Na medicina percebi durante muitos anos o mesmo fenômeno: médicos indignados com as opiniões de “curiosos” ou com as pesquisas que leigos fazem na internet antes da consulta. Apesar de entender a preocupação, no meu modesto ver reclamar desse “fato social” de nada adiantará. As pessoas continuarão a ler, se informar e tentarão encontrar por si mesmas as respostas para seus dilemas e angústias, sejam elas jurídicas, médicas, nutricionais ou de qualquer área técnica. A abordagem dos médicos, dos advogados e de outras profissões deve ser através da absorção desse novo paradigma de conhecimentos disseminados, e não combatê-lo com autoritarismo.

Com todo respeito que eu possa ter pela preocupação dos profissionais, eu creio que esse tipo de manifestação é essencialmente deselegante. Quem faz tais afirmações está usando o conhecido “argumento de autoridade”. Dá a entender que as “pessoas comuns”, com informações de domínio público, curiosas e com interesse em um determinado assunto, não podem questionar a autoridade que é oferecida a alguns através de um diploma. Trata-se do famigerado “lugar de fala” aplicado às conquistas acadêmicas, e bem sabemos o quanto esse tipo de atitude produziu revolta nos últimos anos ao estabelecer “eleitos” que exigiam o monopólio do discurso. Calar a boca do outro, considerando-o indigno de emitir sua opinião, jamais será uma ação positiva.
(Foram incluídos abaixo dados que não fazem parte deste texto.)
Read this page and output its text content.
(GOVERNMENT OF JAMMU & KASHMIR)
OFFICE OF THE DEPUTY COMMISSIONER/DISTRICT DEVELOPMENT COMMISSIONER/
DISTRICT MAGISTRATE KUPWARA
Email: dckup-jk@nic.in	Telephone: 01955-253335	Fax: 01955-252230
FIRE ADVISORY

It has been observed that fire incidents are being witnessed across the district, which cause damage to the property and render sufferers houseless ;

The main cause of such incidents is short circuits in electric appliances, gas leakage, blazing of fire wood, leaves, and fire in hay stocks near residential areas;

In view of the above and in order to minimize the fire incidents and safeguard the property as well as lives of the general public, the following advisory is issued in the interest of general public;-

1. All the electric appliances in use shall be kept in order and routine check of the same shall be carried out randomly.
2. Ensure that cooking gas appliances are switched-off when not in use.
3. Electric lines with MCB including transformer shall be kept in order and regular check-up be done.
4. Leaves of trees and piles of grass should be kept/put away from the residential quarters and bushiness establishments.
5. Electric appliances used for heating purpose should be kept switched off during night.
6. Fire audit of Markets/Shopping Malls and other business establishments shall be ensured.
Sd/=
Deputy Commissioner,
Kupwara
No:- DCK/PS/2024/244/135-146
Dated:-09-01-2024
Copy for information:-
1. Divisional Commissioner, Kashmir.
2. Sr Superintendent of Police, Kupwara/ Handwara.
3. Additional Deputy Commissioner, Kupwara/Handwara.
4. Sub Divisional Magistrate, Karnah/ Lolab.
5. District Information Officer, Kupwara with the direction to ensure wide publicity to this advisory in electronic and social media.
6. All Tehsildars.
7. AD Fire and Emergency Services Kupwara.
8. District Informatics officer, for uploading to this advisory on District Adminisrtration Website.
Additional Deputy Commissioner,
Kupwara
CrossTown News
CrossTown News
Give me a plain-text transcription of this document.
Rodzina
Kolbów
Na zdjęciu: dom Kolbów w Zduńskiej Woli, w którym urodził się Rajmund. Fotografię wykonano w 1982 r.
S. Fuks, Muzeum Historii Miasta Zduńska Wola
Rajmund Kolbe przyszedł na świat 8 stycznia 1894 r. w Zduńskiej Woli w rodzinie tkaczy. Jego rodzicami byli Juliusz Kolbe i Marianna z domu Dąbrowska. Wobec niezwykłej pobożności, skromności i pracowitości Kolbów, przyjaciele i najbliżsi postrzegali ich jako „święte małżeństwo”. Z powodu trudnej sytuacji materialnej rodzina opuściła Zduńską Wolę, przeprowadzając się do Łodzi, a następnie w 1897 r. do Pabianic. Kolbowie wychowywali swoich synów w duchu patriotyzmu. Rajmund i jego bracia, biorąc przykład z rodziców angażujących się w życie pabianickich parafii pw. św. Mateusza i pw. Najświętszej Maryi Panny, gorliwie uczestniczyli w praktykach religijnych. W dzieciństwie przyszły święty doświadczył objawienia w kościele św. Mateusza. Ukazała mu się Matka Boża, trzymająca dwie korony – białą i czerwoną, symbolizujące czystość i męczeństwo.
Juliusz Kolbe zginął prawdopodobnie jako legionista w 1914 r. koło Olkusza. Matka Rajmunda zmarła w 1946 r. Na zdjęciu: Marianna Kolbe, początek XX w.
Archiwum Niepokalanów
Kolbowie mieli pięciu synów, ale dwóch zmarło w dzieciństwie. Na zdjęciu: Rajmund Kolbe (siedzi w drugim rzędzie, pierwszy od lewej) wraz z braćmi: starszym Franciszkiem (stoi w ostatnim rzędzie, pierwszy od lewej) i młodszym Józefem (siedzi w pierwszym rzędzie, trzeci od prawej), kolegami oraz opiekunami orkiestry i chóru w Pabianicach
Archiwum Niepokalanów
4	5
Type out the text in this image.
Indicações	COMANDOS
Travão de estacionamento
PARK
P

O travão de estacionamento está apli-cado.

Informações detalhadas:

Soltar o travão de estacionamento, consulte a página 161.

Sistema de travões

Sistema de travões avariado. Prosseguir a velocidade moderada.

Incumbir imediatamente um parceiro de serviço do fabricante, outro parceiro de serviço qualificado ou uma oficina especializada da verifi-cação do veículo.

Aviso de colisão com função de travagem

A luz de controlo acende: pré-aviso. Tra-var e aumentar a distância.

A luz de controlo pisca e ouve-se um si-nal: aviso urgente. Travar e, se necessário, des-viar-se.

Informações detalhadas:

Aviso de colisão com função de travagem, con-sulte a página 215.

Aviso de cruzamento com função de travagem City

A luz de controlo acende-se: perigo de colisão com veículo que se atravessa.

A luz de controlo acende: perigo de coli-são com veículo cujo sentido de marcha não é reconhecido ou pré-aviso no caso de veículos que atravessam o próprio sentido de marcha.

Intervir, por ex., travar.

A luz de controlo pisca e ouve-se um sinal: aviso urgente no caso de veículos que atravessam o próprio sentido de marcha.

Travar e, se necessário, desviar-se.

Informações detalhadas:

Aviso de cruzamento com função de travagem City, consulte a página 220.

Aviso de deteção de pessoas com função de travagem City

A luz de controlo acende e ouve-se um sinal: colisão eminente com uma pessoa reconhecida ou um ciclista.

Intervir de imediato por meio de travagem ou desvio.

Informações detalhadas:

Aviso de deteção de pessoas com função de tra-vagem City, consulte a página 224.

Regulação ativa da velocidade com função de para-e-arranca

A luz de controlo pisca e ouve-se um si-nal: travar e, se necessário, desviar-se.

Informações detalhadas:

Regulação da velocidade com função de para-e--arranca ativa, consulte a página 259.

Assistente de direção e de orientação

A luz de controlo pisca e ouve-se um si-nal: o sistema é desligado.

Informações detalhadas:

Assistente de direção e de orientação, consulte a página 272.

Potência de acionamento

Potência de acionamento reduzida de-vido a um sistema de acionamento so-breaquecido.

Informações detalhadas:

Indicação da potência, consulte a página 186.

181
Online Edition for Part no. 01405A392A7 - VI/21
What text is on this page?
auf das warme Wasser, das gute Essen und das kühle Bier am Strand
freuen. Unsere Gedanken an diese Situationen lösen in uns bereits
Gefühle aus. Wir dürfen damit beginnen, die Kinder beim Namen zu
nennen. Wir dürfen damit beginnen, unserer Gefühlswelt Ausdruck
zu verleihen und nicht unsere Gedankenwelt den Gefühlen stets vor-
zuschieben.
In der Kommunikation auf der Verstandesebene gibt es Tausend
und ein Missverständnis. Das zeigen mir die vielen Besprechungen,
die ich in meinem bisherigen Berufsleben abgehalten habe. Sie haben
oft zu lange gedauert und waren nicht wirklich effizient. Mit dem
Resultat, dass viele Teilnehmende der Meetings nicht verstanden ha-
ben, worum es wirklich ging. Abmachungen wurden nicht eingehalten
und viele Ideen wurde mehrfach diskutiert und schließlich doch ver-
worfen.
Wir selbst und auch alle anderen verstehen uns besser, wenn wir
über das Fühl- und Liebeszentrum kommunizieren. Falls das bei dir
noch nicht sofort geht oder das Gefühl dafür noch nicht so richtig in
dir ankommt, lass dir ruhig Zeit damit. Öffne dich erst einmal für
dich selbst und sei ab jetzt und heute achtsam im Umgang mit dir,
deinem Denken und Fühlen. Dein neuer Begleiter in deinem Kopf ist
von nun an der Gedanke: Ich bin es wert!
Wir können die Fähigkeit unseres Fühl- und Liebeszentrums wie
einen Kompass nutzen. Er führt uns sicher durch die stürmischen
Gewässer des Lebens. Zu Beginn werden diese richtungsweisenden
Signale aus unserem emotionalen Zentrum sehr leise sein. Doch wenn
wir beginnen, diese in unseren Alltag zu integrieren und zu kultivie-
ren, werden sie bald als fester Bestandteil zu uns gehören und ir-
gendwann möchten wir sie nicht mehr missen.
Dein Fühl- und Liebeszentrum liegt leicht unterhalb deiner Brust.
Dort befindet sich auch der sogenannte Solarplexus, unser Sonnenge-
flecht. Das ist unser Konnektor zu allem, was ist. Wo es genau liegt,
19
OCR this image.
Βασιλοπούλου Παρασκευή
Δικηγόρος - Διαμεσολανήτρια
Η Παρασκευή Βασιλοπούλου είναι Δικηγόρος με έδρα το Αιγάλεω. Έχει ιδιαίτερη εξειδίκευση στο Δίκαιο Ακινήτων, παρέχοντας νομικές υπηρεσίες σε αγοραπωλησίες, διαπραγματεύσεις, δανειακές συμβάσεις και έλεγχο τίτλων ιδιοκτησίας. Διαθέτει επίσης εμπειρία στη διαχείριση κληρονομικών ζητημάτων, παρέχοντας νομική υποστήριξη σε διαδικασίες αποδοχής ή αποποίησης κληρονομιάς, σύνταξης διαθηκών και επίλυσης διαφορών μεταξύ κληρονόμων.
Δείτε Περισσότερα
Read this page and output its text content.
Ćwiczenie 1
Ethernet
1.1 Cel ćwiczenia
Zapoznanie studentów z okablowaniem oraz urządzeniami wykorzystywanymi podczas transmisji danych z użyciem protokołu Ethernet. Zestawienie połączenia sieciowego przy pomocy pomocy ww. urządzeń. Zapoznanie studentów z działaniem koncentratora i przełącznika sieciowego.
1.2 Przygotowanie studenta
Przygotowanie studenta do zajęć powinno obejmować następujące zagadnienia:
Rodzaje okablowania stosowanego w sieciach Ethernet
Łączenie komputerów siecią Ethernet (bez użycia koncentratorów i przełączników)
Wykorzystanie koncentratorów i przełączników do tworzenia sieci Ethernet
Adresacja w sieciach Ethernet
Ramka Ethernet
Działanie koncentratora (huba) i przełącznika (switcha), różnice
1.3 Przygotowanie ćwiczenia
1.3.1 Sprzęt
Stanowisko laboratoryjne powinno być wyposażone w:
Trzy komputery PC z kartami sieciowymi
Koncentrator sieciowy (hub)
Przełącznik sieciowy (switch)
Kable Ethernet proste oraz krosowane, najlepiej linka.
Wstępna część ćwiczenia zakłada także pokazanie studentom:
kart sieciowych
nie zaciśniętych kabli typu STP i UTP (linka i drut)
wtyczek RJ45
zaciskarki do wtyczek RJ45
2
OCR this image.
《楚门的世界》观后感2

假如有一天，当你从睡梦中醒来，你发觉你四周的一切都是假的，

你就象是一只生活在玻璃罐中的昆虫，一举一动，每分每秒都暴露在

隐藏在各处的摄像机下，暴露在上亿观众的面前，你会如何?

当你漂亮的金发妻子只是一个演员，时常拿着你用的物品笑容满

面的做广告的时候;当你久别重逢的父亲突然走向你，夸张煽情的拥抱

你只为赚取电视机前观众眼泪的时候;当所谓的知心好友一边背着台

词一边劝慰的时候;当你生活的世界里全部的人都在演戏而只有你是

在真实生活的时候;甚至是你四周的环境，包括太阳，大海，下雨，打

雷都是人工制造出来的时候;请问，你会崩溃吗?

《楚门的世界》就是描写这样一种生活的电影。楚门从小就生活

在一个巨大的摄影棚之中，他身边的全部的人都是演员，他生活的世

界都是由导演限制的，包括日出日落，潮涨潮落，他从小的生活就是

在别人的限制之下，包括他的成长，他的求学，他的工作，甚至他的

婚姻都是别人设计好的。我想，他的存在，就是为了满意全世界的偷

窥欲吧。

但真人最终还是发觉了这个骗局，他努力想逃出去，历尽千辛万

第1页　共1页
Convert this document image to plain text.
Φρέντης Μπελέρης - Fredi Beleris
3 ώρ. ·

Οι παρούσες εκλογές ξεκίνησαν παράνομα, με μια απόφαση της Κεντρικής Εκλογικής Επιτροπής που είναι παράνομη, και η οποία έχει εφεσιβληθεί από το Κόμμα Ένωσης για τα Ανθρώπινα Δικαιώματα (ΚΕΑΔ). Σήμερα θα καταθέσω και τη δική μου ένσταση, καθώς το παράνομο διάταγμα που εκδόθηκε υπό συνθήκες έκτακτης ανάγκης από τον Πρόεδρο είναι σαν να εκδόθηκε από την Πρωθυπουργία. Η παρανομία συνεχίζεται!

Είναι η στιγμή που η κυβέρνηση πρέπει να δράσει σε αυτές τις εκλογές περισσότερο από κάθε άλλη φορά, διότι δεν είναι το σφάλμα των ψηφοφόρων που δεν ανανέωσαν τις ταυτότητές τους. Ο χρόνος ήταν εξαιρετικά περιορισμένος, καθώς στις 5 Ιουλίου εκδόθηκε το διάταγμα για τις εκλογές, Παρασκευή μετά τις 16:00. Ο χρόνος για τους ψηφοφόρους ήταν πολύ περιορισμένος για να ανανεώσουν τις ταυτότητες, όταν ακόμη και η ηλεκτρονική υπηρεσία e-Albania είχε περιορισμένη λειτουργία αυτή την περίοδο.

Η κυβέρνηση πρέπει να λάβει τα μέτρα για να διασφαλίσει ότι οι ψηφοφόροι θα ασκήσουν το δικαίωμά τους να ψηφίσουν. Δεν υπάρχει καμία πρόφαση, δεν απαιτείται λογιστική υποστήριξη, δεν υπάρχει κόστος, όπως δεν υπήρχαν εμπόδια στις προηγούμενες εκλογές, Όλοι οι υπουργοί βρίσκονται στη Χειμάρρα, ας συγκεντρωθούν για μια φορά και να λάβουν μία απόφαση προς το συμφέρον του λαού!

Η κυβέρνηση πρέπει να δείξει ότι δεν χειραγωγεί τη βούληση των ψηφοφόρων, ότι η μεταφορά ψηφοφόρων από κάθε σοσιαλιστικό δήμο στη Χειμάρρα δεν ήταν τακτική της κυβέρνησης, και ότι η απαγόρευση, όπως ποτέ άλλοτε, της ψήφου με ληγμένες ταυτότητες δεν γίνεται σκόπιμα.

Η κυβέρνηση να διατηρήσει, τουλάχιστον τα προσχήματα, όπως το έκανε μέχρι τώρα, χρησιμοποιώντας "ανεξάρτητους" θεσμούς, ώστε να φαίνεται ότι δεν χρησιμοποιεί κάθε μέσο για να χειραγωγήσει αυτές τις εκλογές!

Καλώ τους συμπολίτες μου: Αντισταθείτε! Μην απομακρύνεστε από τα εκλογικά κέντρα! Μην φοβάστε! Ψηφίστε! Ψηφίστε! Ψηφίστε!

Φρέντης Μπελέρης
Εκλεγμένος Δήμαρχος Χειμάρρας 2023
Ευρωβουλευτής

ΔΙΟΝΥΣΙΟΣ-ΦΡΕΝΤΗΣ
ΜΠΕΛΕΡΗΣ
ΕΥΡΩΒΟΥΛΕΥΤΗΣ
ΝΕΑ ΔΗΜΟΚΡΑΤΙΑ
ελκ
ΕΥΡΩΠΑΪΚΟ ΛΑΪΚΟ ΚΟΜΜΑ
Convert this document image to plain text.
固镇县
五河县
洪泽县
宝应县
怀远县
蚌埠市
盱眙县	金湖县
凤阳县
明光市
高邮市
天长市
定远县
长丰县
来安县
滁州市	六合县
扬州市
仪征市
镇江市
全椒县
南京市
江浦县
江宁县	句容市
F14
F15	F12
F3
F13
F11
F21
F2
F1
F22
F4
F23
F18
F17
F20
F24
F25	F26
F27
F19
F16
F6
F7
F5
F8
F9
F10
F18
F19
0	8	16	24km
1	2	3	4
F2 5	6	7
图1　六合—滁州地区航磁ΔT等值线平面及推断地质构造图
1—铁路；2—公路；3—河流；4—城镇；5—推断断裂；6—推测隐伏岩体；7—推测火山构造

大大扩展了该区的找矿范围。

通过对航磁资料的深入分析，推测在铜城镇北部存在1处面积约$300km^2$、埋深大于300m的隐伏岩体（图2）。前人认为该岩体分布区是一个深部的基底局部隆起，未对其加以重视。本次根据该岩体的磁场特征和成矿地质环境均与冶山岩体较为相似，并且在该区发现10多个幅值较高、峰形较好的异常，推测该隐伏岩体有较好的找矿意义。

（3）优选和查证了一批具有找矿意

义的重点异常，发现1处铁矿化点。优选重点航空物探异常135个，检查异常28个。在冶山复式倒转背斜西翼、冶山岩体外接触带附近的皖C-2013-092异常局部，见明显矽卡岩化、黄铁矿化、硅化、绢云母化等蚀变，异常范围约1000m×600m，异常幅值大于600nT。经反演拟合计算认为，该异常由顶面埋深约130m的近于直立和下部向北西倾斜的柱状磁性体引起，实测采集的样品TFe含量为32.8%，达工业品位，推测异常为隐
As pessoas podem sim questionar o que dizem os advogados, médicos, mecânicos e técnicos das mais variadas formações sem terem um diploma exposto na parede. Estes profissionais podem cometer erros de percepção e até de conteúdo, e não é infrequente que sejam alertados pelos seus clientes ou por pessoas que olham através de uma perspectiva distinta. No caso da Medicina, o “Dr. Google” ameaça apenas os médicos inseguros e arrogantes; a informação absorvida pelo paciente não é ruim ou inadequada, e pode mesmo auxiliar o médico a encontrar alternativas de diagnóstico e prognóstico. Esta lógica pode ser usada com os advogados, engenheiros, professores e todas as outras profissões.

Aceitar como imutável e inquestionável a disparidade de saberes, sem permitir a maleabilidade dos poderes, acaba estimulando um autoritarismo do conhecimento formal em detrimento da democracia da informação. É verdade que muitos se alçam à condição de “experts” pela simples leitura de poucas páginas na Internet, mas esse é um efeito inexorável da disseminação do conhecimento. Deve ser refreada, mas não através do silenciamento. Tentar fazer valer o “Império do diploma”, silenciando as vozes populares que questionam o poder dos especialistas, não ajudará o progresso e só aumentará a autoridade dos maus profissionais.